Their inability to take part in Church services is a matter of deep regret for many deaf people, Mrs Sedon also noted, and she would dearly like to see special services introduced for them here as is done in England.
For Jennifer Shearer, her deafness presents a challenge which she has met with outstanding success. Without her hearing aid she hears nothing and even with it she has only 20 per cent of normal hearing. Such a handicap might well have been thought to rule out a school dental nursing as a career, but it was work that Jennifer had set her heart on.
When given the chance to try was given her, therefore, by the Health Department (not without some natural misgivings as to whether she could really manage it) she tackled the necessary studies and training schedule with characteristic industry, determination and courage. And she was immeasurably helped, she says, by the kindness and encouragement she invariably received from everyone at the dental school.

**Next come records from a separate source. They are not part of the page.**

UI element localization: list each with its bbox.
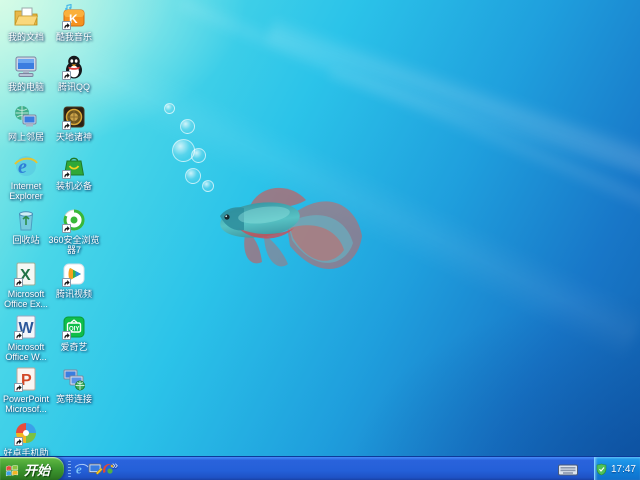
shortcut-arrow-icon <box>62 331 71 340</box>
recycle-bin-icon <box>13 207 39 233</box>
start-button[interactable]: 开始 <box>0 457 64 480</box>
icon-label: 爱奇艺 <box>60 342 88 352</box>
tiandi-zhushen-game-icon <box>61 104 87 130</box>
word-icon: W <box>13 314 39 340</box>
svg-text:e: e <box>76 462 82 477</box>
desktop-icon-360-browser[interactable]: 360安全浏览 器7 <box>48 207 100 255</box>
icon-label: 网上邻居 <box>7 132 44 142</box>
shortcut-arrow-icon <box>14 437 23 446</box>
internet-explorer-icon: e <box>13 153 39 179</box>
iqiyi-icon: QIY <box>61 314 87 340</box>
desktop-icon-zhuangji-bibei[interactable]: 装机必备 <box>48 153 100 191</box>
kuwo-music-icon: K <box>61 4 87 30</box>
zhuangji-bibei-icon <box>61 153 87 179</box>
excel-icon: X <box>13 261 39 287</box>
haozhuo-phone-assistant-icon <box>13 420 39 446</box>
shortcut-arrow-icon <box>62 71 71 80</box>
desktop-icon-my-network-places[interactable]: 网上邻居 <box>0 104 52 142</box>
shortcut-arrow-icon <box>14 383 23 392</box>
desktop-icon-my-computer[interactable]: 我的电脑 <box>0 54 52 92</box>
keyboard-icon[interactable] <box>558 463 578 480</box>
desktop-icon-iqiyi[interactable]: QIY 爱奇艺 <box>48 314 100 352</box>
taskbar: 开始 e » 17:47 <box>0 456 640 480</box>
tray-clock[interactable]: 17:47 <box>611 464 636 475</box>
icon-label: 腾讯视频 <box>55 289 92 299</box>
powerpoint-icon: P <box>13 366 39 392</box>
desktop-icon-kuwo-music[interactable]: K 酷我音乐 <box>48 4 100 42</box>
desktop-icon-broadband-connection[interactable]: 宽带连接 <box>48 366 100 404</box>
my-computer-icon <box>13 54 39 80</box>
tencent-video-icon <box>61 261 87 287</box>
desktop-icon-tencent-video[interactable]: 腾讯视频 <box>48 261 100 299</box>
desktop-icon-my-documents[interactable]: 我的文档 <box>0 4 52 42</box>
start-button-label: 开始 <box>24 462 51 478</box>
safety-tray-icon[interactable] <box>595 463 608 476</box>
shortcut-arrow-icon <box>62 21 71 30</box>
desktop-icon-excel[interactable]: X Microsoft Office Ex... <box>0 261 52 309</box>
quick-launch-handle[interactable] <box>68 461 71 477</box>
icon-label: 360安全浏览 器7 <box>48 235 100 255</box>
system-tray: 17:47 <box>594 457 640 480</box>
ie-quicklaunch-icon[interactable]: e <box>74 461 89 477</box>
shortcut-arrow-icon <box>14 278 23 287</box>
icon-label: PowerPoint Microsof... <box>2 394 50 414</box>
icon-label: 回收站 <box>12 235 40 245</box>
desktop-icon-powerpoint[interactable]: P PowerPoint Microsof... <box>0 366 52 414</box>
icon-label: 天地诸神 <box>55 132 92 142</box>
icon-label: 腾讯QQ <box>57 82 90 92</box>
my-documents-icon <box>13 4 39 30</box>
icon-label: 装机必备 <box>55 181 92 191</box>
shortcut-arrow-icon <box>14 331 23 340</box>
shortcut-arrow-icon <box>62 278 71 287</box>
shortcut-arrow-icon <box>62 224 71 233</box>
desktop-icon-tencent-qq[interactable]: 腾讯QQ <box>48 54 100 92</box>
360-secure-browser-icon <box>61 207 87 233</box>
icon-label: 酷我音乐 <box>55 32 92 42</box>
windows-logo-icon <box>6 464 18 476</box>
icon-label: 我的电脑 <box>7 82 44 92</box>
icon-label: 宽带连接 <box>55 394 92 404</box>
betta-fish-wallpaper-image <box>220 187 362 269</box>
desktop-icon-word[interactable]: W Microsoft Office W... <box>0 314 52 362</box>
desktop-screen: 我的文档 K 酷我音乐 我的电脑 腾讯QQ 网上邻居 天地诸神 e Intern… <box>0 0 640 480</box>
shortcut-arrow-icon <box>62 170 71 179</box>
tencent-qq-icon <box>61 54 87 80</box>
my-network-places-icon <box>13 104 39 130</box>
bubble <box>191 148 206 163</box>
icon-label: Microsoft Office Ex... <box>4 289 48 309</box>
broadband-connection-icon <box>61 366 87 392</box>
desktop-icon-tiandi-zhushen[interactable]: 天地诸神 <box>48 104 100 142</box>
bubble <box>180 119 195 134</box>
icon-label: Internet Explorer <box>9 181 43 201</box>
icon-label: 我的文档 <box>7 32 44 42</box>
desktop-icon-recycle-bin[interactable]: 回收站 <box>0 207 52 245</box>
desktop-icon-internet-explorer[interactable]: e Internet Explorer <box>0 153 52 201</box>
bubble <box>164 103 175 114</box>
quick-launch-overflow-chevron[interactable]: » <box>112 460 118 472</box>
icon-label: Microsoft Office W... <box>5 342 47 362</box>
shortcut-arrow-icon <box>62 121 71 130</box>
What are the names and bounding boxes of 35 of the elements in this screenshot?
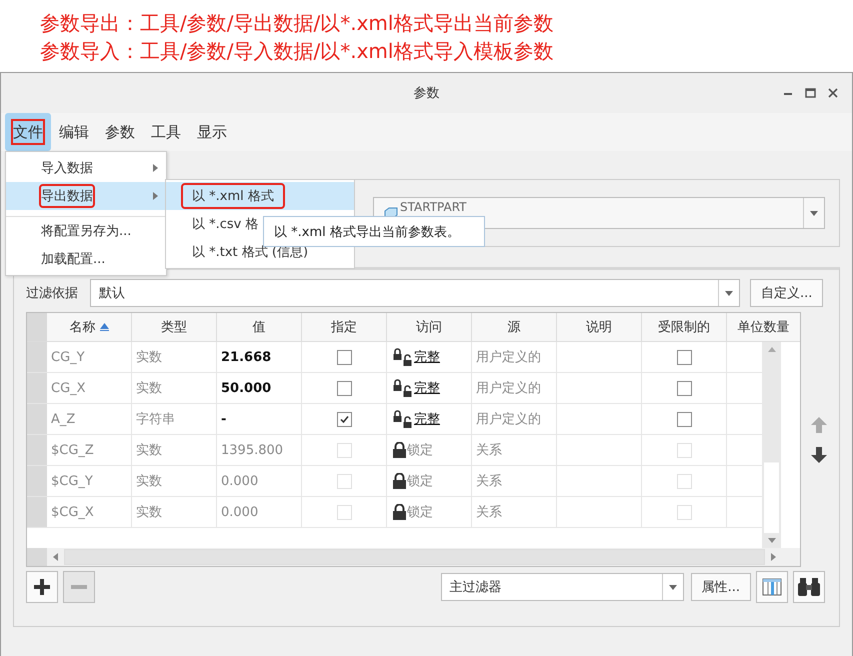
access-text: 锁定 <box>407 473 433 490</box>
annotation-text: 参数导出：工具/参数/导出数据/以*.xml格式导出当前参数 <box>40 10 554 37</box>
tooltip: 以 *.xml 格式导出当前参数表。 <box>263 216 485 247</box>
table-cell: - <box>217 404 302 434</box>
access-text: 锁定 <box>407 504 433 521</box>
table-cell: 用户定义的 <box>472 373 557 403</box>
table-cell: 实数 <box>132 466 217 496</box>
table-cell: 实数 <box>132 435 217 465</box>
table-cell: 字符串 <box>132 404 217 434</box>
table-cell: 实数 <box>132 497 217 527</box>
table-cell: 1395.800 <box>217 435 302 465</box>
table-cell: 关系 <box>472 466 557 496</box>
access-text: 锁定 <box>407 442 433 459</box>
table-cell: CG_Y <box>47 342 132 372</box>
table-cell: 用户定义的 <box>472 404 557 434</box>
window-title: 参数 <box>414 85 440 102</box>
table-cell: 50.000 <box>217 373 302 403</box>
table-cell: 实数 <box>132 342 217 372</box>
table-cell: 0.000 <box>217 497 302 527</box>
table-cell: A_Z <box>47 404 132 434</box>
table-cell: 0.000 <box>217 466 302 496</box>
table-cell: 关系 <box>472 435 557 465</box>
table-cell: $CG_Z <box>47 435 132 465</box>
table-cell: CG_X <box>47 373 132 403</box>
access-text: 完整 <box>414 349 440 366</box>
table-cell: $CG_Y <box>47 466 132 496</box>
table-cell: 实数 <box>132 373 217 403</box>
filter-label: 过滤依据 <box>26 285 79 302</box>
annotation-text: 参数导入：工具/参数/导入数据/以*.xml格式导入模板参数 <box>40 38 554 65</box>
table-cell: 用户定义的 <box>472 342 557 372</box>
access-text: 完整 <box>414 411 440 428</box>
table-cell: $CG_X <box>47 497 132 527</box>
access-text: 完整 <box>414 380 440 397</box>
table-cell: 21.668 <box>217 342 302 372</box>
table-cell: 关系 <box>472 497 557 527</box>
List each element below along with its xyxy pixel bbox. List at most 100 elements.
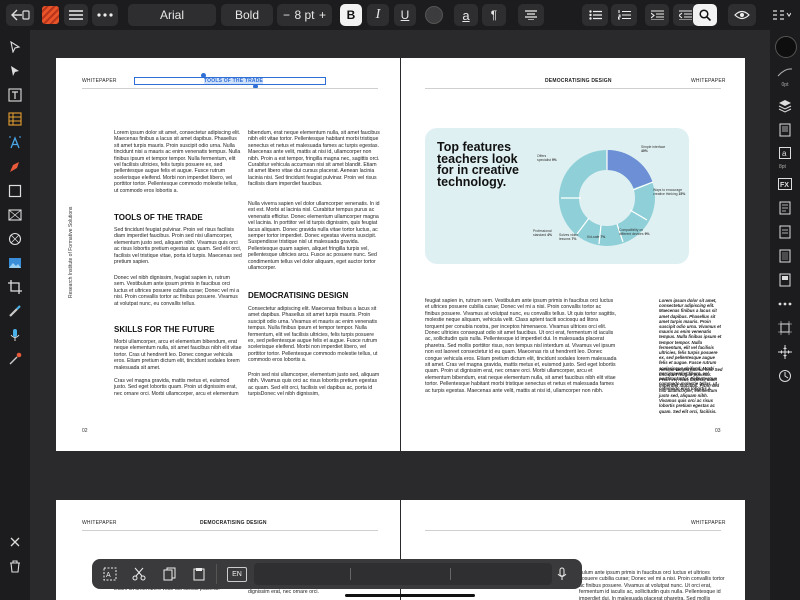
heading-democratising[interactable]: DEMOCRATISING DESIGN <box>248 291 348 300</box>
text-frame-tool[interactable] <box>7 87 23 103</box>
text-styles-panel[interactable] <box>777 200 793 216</box>
header-rule <box>425 88 721 89</box>
bullet-list-button[interactable] <box>582 4 608 26</box>
col1-skills-p2[interactable]: Cras vel magna gravida, mattis metus et,… <box>114 378 242 397</box>
artistic-text-tool[interactable] <box>7 135 23 151</box>
col2-p1[interactable]: bibendum, erat neque elementum nulla, si… <box>248 130 380 188</box>
select-all-button[interactable]: A <box>102 566 118 582</box>
dictation-button[interactable] <box>554 566 570 582</box>
node-tool[interactable] <box>7 63 23 79</box>
italic-button[interactable]: I <box>367 4 389 26</box>
side-quote-2[interactable]: Aenean lacinia lacinia nisi. Sed tincidu… <box>659 367 723 414</box>
page-header-center: DEMOCRATISING DESIGN <box>545 78 612 84</box>
document-canvas[interactable]: WHITEPAPER TOOLS OF THE TRADE Research I… <box>30 30 770 600</box>
increase-size-button[interactable]: + <box>319 8 326 22</box>
paste-button[interactable] <box>191 566 207 582</box>
right-studio-bar: 0pt a 8pt FX <box>770 30 800 600</box>
predictive-text-strip[interactable] <box>254 563 552 585</box>
text-color-button[interactable] <box>424 4 444 26</box>
page-number: 02 <box>82 428 88 434</box>
stroke-width-control[interactable]: 0pt <box>777 64 793 88</box>
history-panel[interactable] <box>777 368 793 384</box>
col1-skills-p1[interactable]: Morbi ullamcorper, arcu et elementum bib… <box>114 339 242 371</box>
left-toolbar <box>0 30 30 600</box>
copy-button[interactable] <box>162 566 178 582</box>
vector-brush-tool[interactable] <box>7 303 23 319</box>
svg-text:a: a <box>782 149 787 158</box>
page-03[interactable]: DEMOCRATISING DESIGN WHITEPAPER Top feat… <box>401 58 745 451</box>
main-body-text[interactable]: feugiat sapien in, rutrum sem. Vestibulu… <box>425 298 617 394</box>
character-panel[interactable]: a 8pt <box>779 146 791 170</box>
col1-tools-p1[interactable]: Sed tincidunt feugiat pulvinar. Proin ve… <box>114 227 242 265</box>
pen-icon <box>10 162 19 172</box>
font-family-field[interactable]: Arial <box>128 4 216 26</box>
more-panels-button[interactable] <box>777 296 793 312</box>
ellipse-frame-tool[interactable] <box>7 231 23 247</box>
paste-icon <box>193 568 205 581</box>
page-header-center: DEMOCRATISING DESIGN <box>200 520 267 526</box>
stock-panel[interactable] <box>777 248 793 264</box>
page-icon <box>779 123 791 137</box>
donut-segment-simple-interface <box>606 149 653 189</box>
snapping-panel[interactable] <box>777 344 793 360</box>
voice-tool[interactable] <box>7 327 23 343</box>
copy-icon <box>163 567 176 581</box>
pen-tool[interactable] <box>7 159 23 175</box>
language-button[interactable]: EN <box>227 567 247 582</box>
decrease-size-button[interactable]: − <box>283 8 290 22</box>
body-text[interactable]: bulum ante ipsum primis in faucibus orci… <box>579 570 729 600</box>
font-size-stepper[interactable]: − 8 pt + <box>277 4 332 26</box>
more-button[interactable] <box>92 4 118 26</box>
grid-menu-button[interactable] <box>765 4 797 26</box>
navigator-panel[interactable] <box>777 272 793 288</box>
delete-button[interactable] <box>7 558 23 574</box>
numbered-list-button[interactable] <box>611 4 637 26</box>
col2-p3[interactable]: Consectetur adipiscing elit. Maecenas fi… <box>248 306 380 364</box>
font-style-field[interactable]: Bold <box>221 4 273 26</box>
col2-p4[interactable]: Proin sed nisi ullamcorper, elementum ju… <box>248 372 380 398</box>
text-style-button[interactable]: a <box>454 4 478 26</box>
back-button[interactable] <box>6 4 34 26</box>
close-panel-button[interactable] <box>7 534 23 550</box>
fill-color-well[interactable] <box>775 36 797 58</box>
cut-button[interactable] <box>131 566 147 582</box>
layers-panel[interactable] <box>777 98 793 114</box>
crop-tool[interactable] <box>7 279 23 295</box>
heading-tools[interactable]: TOOLS OF THE TRADE <box>114 213 203 222</box>
rectangle-tool[interactable] <box>7 183 23 199</box>
effects-panel[interactable]: FX <box>777 176 793 192</box>
picture-frame-icon <box>8 209 22 221</box>
place-image-tool[interactable] <box>7 255 23 271</box>
align-center-button[interactable] <box>518 4 544 26</box>
table-tool[interactable] <box>7 111 23 127</box>
rectangle-icon <box>8 184 22 198</box>
stroke-icon <box>777 68 793 77</box>
menu-button[interactable] <box>64 4 88 26</box>
view-mode-button[interactable] <box>728 4 756 26</box>
pages-panel[interactable] <box>777 122 793 138</box>
move-tool[interactable] <box>7 39 23 55</box>
heading-skills[interactable]: SKILLS FOR THE FUTURE <box>114 325 214 334</box>
text-frame-panel[interactable] <box>777 224 793 240</box>
selection-handle-start[interactable] <box>201 73 206 78</box>
color-picker-tool[interactable] <box>7 351 23 367</box>
col1-intro[interactable]: Lorem ipsum dolor sit amet, consectetur … <box>114 130 242 194</box>
picture-frame-tool[interactable] <box>7 207 23 223</box>
paragraph-button[interactable]: ¶ <box>482 4 506 26</box>
col1-tools-p2[interactable]: Donec vel nibh dignissim, feugiat sapien… <box>114 275 242 307</box>
align-center-icon <box>525 10 537 20</box>
app-logo-icon[interactable] <box>42 6 59 24</box>
infographic-panel[interactable]: Top features teachers look for in creati… <box>425 128 689 264</box>
page-header-right: WHITEPAPER <box>691 78 726 84</box>
transform-panel[interactable] <box>777 320 793 336</box>
bold-button[interactable]: B <box>340 4 362 26</box>
indent-button[interactable] <box>645 4 669 26</box>
font-size-value: 8 pt <box>294 8 315 22</box>
label-creative-thinking: Ways to encourage creative thinking 15% <box>653 188 686 196</box>
header-rule <box>82 530 378 531</box>
search-button[interactable] <box>693 4 717 26</box>
ellipsis-icon <box>778 302 792 306</box>
page-02[interactable]: WHITEPAPER TOOLS OF THE TRADE Research I… <box>56 58 400 451</box>
underline-button[interactable]: U <box>394 4 416 26</box>
col2-p2[interactable]: Nulla viverra sapien vel dolor ullamcorp… <box>248 201 380 271</box>
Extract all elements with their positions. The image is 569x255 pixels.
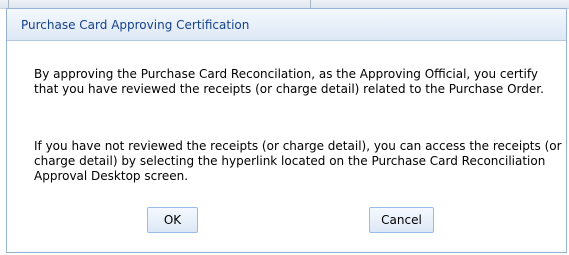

Numbers of varied occupations are successfully engaged in by deaf people. Both sexes work well in factories – noises, of course, do not distress them. Mail sorting is also open to those suitably qualified and girls often make very good dressmakers.
A surprise, though, was to learn that many deaf people make excellent drivers and that it is now possible for a deaf driver to hold every class of vehicle licence except that issued for passenger service vehicles. Several of the experienced and valued men who have been driving heavy metal trucks for years in Auckland’s hectic traffic are totally deaf, or nearly so.
Large numbers of deaf folk also drive their own cars. They pass a tough test to gain their licences, they know and practice their road rules with the utmost thoroughness and it is rare indeed – practically unheard-of, in fact – for them to be involved in accidents.
When making my inquiries about the deaf and their jobs, I found that all employers contacted spoke highly of their deaf employees as “excellent workers.”
One reason for their excellence, of course, is that they are not tempted to waste time in petty distractions – idle chatter, for instance. More important is the quality of concentration they bring to their work. All their lives they’ve had to concentrate – to get their meaning across to others, to master difficulties which do not exist for the ordinary man and woman. In a day when the ability to concentrate is – in general – sadly lacking, this is an attribute which serves them well.